The Dark Side of Territoriality

I want to join others in congratulating Kal on the publication of his outstanding book.  I also want to thank the OJ contributors for inviting me to visit their territory.

Issues of spatiality — place, geography, and territory — have been largely under-examined in legal scholarship.  This book is an invaluable synthesis and examination of a critical aspect of legal spatiality.

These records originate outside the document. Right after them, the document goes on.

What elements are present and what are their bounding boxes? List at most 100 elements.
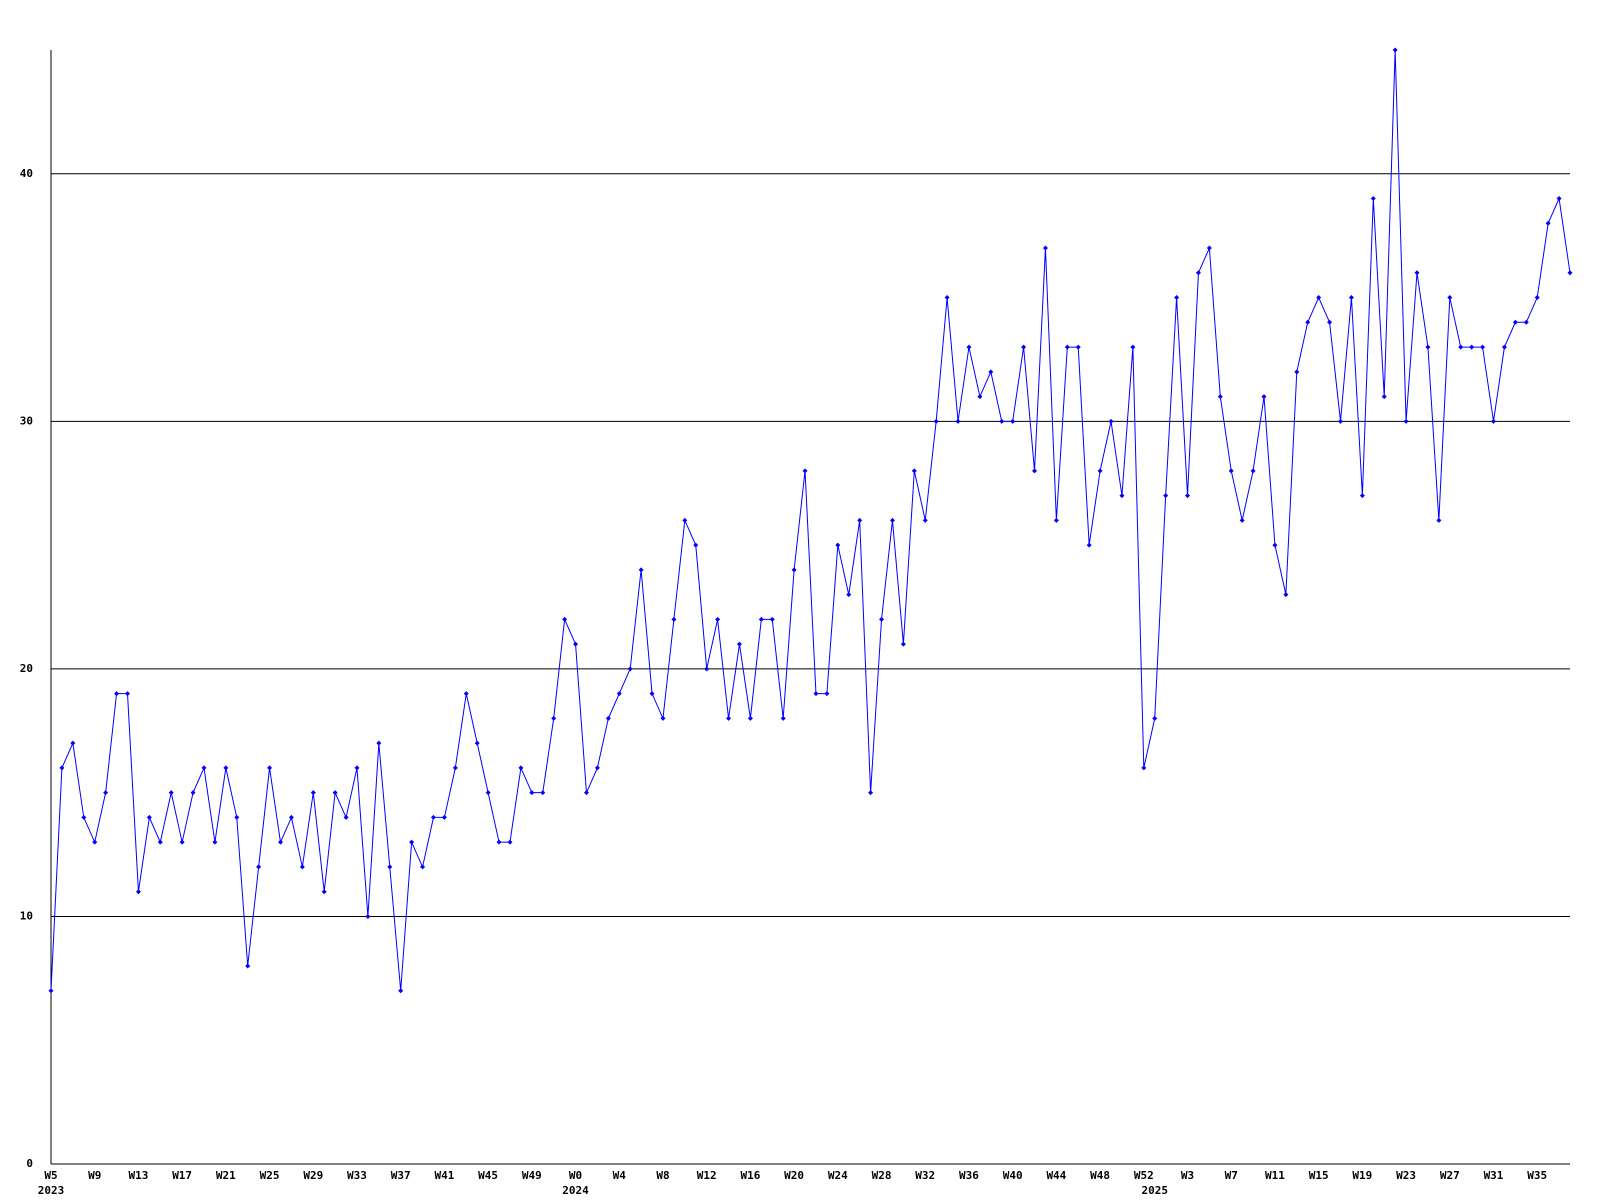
data-point: [1392, 47, 1398, 53]
data-point: [157, 839, 163, 845]
data-point: [1250, 468, 1256, 474]
data-point: [911, 468, 917, 474]
data-point: [387, 864, 393, 870]
x-tick-label: W40: [1003, 1169, 1023, 1182]
data-point: [420, 864, 426, 870]
y-tick-label: 10: [20, 909, 33, 922]
data-point: [1305, 319, 1311, 325]
x-tick-label: W29: [303, 1169, 323, 1182]
data-point: [234, 814, 240, 820]
data-point: [1381, 394, 1387, 400]
data-point: [1447, 295, 1453, 301]
x-tick-label: W27: [1440, 1169, 1460, 1182]
x-tick-label: W25: [260, 1169, 280, 1182]
data-point: [1195, 270, 1201, 276]
data-point: [1523, 319, 1529, 325]
data-point: [1097, 468, 1103, 474]
data-point: [103, 790, 109, 796]
x-year-label: 2025: [1141, 1184, 1168, 1197]
x-tick-label: W16: [740, 1169, 760, 1182]
y-tick-label: 40: [20, 167, 33, 180]
data-point: [1501, 344, 1507, 350]
data-point: [256, 864, 262, 870]
data-point: [1338, 418, 1344, 424]
x-tick-label: W48: [1090, 1169, 1110, 1182]
data-point: [562, 616, 568, 622]
data-point: [299, 864, 305, 870]
data-point: [48, 988, 54, 994]
data-point: [376, 740, 382, 746]
data-point: [704, 666, 710, 672]
data-point: [977, 394, 983, 400]
data-point: [430, 814, 436, 820]
data-point: [1283, 592, 1289, 598]
data-point: [1086, 542, 1092, 548]
data-point: [92, 839, 98, 845]
data-point: [398, 988, 404, 994]
data-point: [365, 913, 371, 919]
data-point: [1261, 394, 1267, 400]
data-point: [485, 790, 491, 796]
data-point: [1294, 369, 1300, 375]
x-tick-label: W8: [656, 1169, 669, 1182]
data-point: [605, 715, 611, 721]
data-point: [933, 418, 939, 424]
data-point: [441, 814, 447, 820]
data-point: [900, 641, 906, 647]
data-point: [474, 740, 480, 746]
x-tick-label: W17: [172, 1169, 192, 1182]
data-point: [649, 691, 655, 697]
data-point: [452, 765, 458, 771]
data-point: [1042, 245, 1048, 251]
x-tick-label: W19: [1352, 1169, 1372, 1182]
data-point: [736, 641, 742, 647]
x-tick-label: W52: [1134, 1169, 1154, 1182]
x-tick-label: W41: [434, 1169, 454, 1182]
data-point: [879, 616, 885, 622]
data-point: [1174, 295, 1180, 301]
data-point: [1239, 517, 1245, 523]
data-point: [1316, 295, 1322, 301]
data-point: [583, 790, 589, 796]
data-point: [1359, 493, 1365, 499]
x-tick-label: W45: [478, 1169, 498, 1182]
data-point: [59, 765, 65, 771]
data-point: [758, 616, 764, 622]
x-tick-label: W35: [1527, 1169, 1547, 1182]
data-point: [638, 567, 644, 573]
data-point: [1053, 517, 1059, 523]
data-point: [944, 295, 950, 301]
data-point: [1010, 418, 1016, 424]
data-point: [245, 963, 251, 969]
data-point: [802, 468, 808, 474]
x-tick-label: W44: [1046, 1169, 1066, 1182]
data-point: [1436, 517, 1442, 523]
data-point: [999, 418, 1005, 424]
y-tick-label: 0: [26, 1157, 33, 1170]
data-point: [846, 592, 852, 598]
data-point: [321, 889, 327, 895]
x-tick-label: W31: [1484, 1169, 1504, 1182]
x-tick-label: W13: [128, 1169, 148, 1182]
x-tick-label: W4: [613, 1169, 627, 1182]
data-point: [288, 814, 294, 820]
data-point: [1458, 344, 1464, 350]
data-point: [671, 616, 677, 622]
data-point: [1403, 418, 1409, 424]
y-tick-label: 20: [20, 662, 33, 675]
data-point: [1567, 270, 1573, 276]
data-point: [824, 691, 830, 697]
data-point: [310, 790, 316, 796]
data-point: [857, 517, 863, 523]
data-point: [343, 814, 349, 820]
data-point: [1228, 468, 1234, 474]
data-point: [190, 790, 196, 796]
data-point: [1075, 344, 1081, 350]
data-point: [1021, 344, 1027, 350]
x-tick-label: W32: [915, 1169, 935, 1182]
data-point: [693, 542, 699, 548]
data-point: [332, 790, 338, 796]
x-tick-label: W7: [1225, 1169, 1238, 1182]
data-point: [1534, 295, 1540, 301]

One of the most intriguing parts of the evolutionary path Kal charts is the consistently instrumental use of territory to further national goals.  I think territorial instrumentalism, in all its various forms, is quite dangerous to constitutional liberty and equality.  In a recent work, I examined how officials have resorted to territory and geography in a variety of  internal (e.g., sex offender exclusion zones) and external (e.g., Guantanamo) contexts as a means of controlling different populations and behaviors.  Historical antecedents of this form of territoriality abound, of course; they include the territoriality of racial segregation and the exclusion and internment of Japanese-Americans.  The Constitution too often permits officials to engage in this sort of territorial manipulation, I argue, because it contains various “spatial gaps” in coverage.

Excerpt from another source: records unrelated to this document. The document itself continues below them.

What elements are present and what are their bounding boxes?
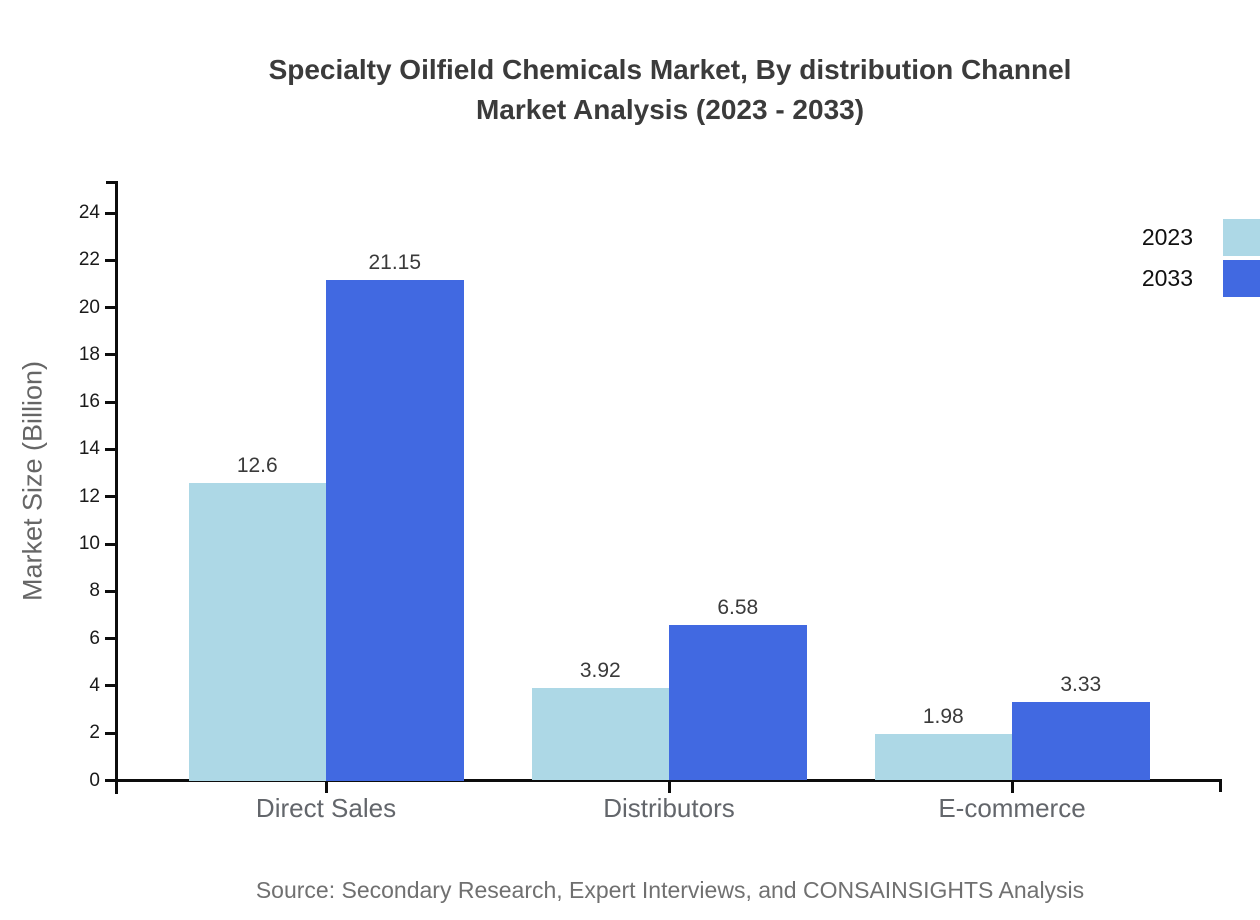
bar-value-label-2033-direct-sales: 21.15 <box>368 251 422 275</box>
y-tick-label: 14 <box>78 438 100 460</box>
y-tick-label: 20 <box>78 296 100 318</box>
y-tick <box>105 731 116 735</box>
chart-title-line1: Specialty Oilfield Chemicals Market, By … <box>268 54 1072 85</box>
bar-2023-e-commerce <box>874 733 1012 781</box>
y-tick-label: 4 <box>89 674 100 696</box>
category-label-distributors: Distributors <box>603 793 735 823</box>
y-tick-label: 16 <box>78 391 100 413</box>
y-tick-label: 18 <box>78 343 100 365</box>
chart-title-line2: Market Analysis (2023 - 2033) <box>475 94 865 125</box>
bar-value-label-2023-e-commerce: 1.98 <box>922 704 964 728</box>
y-axis-line <box>115 181 118 794</box>
source-note: Source: Secondary Research, Expert Inter… <box>255 877 1085 903</box>
y-tick-label: 8 <box>89 580 100 602</box>
x-axis-right-cap <box>1219 779 1222 792</box>
legend-swatch-2033 <box>1223 260 1260 297</box>
bar-value-label-2033-e-commerce: 3.33 <box>1060 672 1102 696</box>
bar-value-label-2023-distributors: 3.92 <box>579 658 621 682</box>
y-tick <box>105 400 116 404</box>
y-tick <box>105 211 116 215</box>
y-tick-label: 10 <box>78 533 100 555</box>
y-tick <box>105 589 116 593</box>
y-tick <box>105 258 116 262</box>
y-tick <box>105 779 116 782</box>
y-tick-label: 22 <box>78 249 100 271</box>
bar-2033-e-commerce <box>1012 701 1150 781</box>
y-tick-label: 12 <box>78 485 100 507</box>
bar-2033-distributors <box>669 624 807 781</box>
y-tick <box>105 637 116 641</box>
x-axis-line <box>108 779 1222 782</box>
category-label-e-commerce: E-commerce <box>938 793 1086 823</box>
bar-value-label-2033-distributors: 6.58 <box>717 595 759 619</box>
legend-label-2023: 2023 <box>1141 224 1193 250</box>
y-tick-label: 24 <box>78 202 100 223</box>
y-tick-label: 2 <box>89 722 100 744</box>
x-tick-distributors <box>667 781 671 793</box>
legend-swatch-2023 <box>1223 219 1260 256</box>
bar-2023-direct-sales <box>188 482 326 781</box>
y-axis-top-cap <box>106 181 118 184</box>
y-tick-label: 0 <box>89 769 100 791</box>
y-tick <box>105 542 116 546</box>
y-tick-label: 6 <box>89 627 100 649</box>
chart-title: Specialty Oilfield Chemicals Market, By … <box>80 50 1260 130</box>
category-label-direct-sales: Direct Sales <box>255 793 397 823</box>
y-tick <box>105 495 116 499</box>
bar-2033-direct-sales <box>326 280 464 781</box>
x-tick-direct-sales <box>324 781 328 793</box>
y-tick <box>105 306 116 310</box>
bar-2023-distributors <box>531 687 669 781</box>
y-tick <box>105 684 116 688</box>
bar-value-label-2023-direct-sales: 12.6 <box>236 453 278 477</box>
x-tick-e-commerce <box>1010 781 1014 793</box>
legend-label-2033: 2033 <box>1141 265 1193 291</box>
y-tick <box>105 447 116 451</box>
y-tick <box>105 353 116 357</box>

Kal’s book shows how the U.S. has exploited, or in some cases has attempted to exploit, similar gaps in a variety of intra- and extra-territorial contexts.  Guantanamo is merely the most obvious and most recent example.  As presented in the book, however, territorial instrumentalism seems to be an almost benign phenomenon.  It serves what at one time or another were considered perfectly respectable and legitimate national objectives — i.e., empire-building, territorial expansion, national security, protection of citizens abroad.  There is  a much darker side to territoriality, however, that might have warranted greater attention and critical analysis in the book.  I am referring, of course, to the blatant racism and xenophobia that led to the the unequal treatment of residents of U.S. territories, Chinese and other immigrants, American Indians, and others.  As Sarah Cleveland and others have claimed, Guantanamo itself may be rooted in this unsavory territorial history.  Describing the concern as one relating to the “uncivilized” nature of certain populations, or more particularly the civility of their judicial processes, seems to elide a significant aspect of our nation’s territorial history.  In many instances, territoriality has served invidious purposes.

That is not to suggest that racism and xenophobia are ignored in the book.  And it was surely not the point of the book to engage in a critical ananlysis of immigration policy, for example.  But perhaps as important to this story as the liberties and freedoms territoriality has provided to U.S. citizens, both at home and abroad, are the equality and rights that have been denied to the “other.”  And perhaps some part of the evolution of territoriality can be traced to our collective rejection of such invidious distinctions.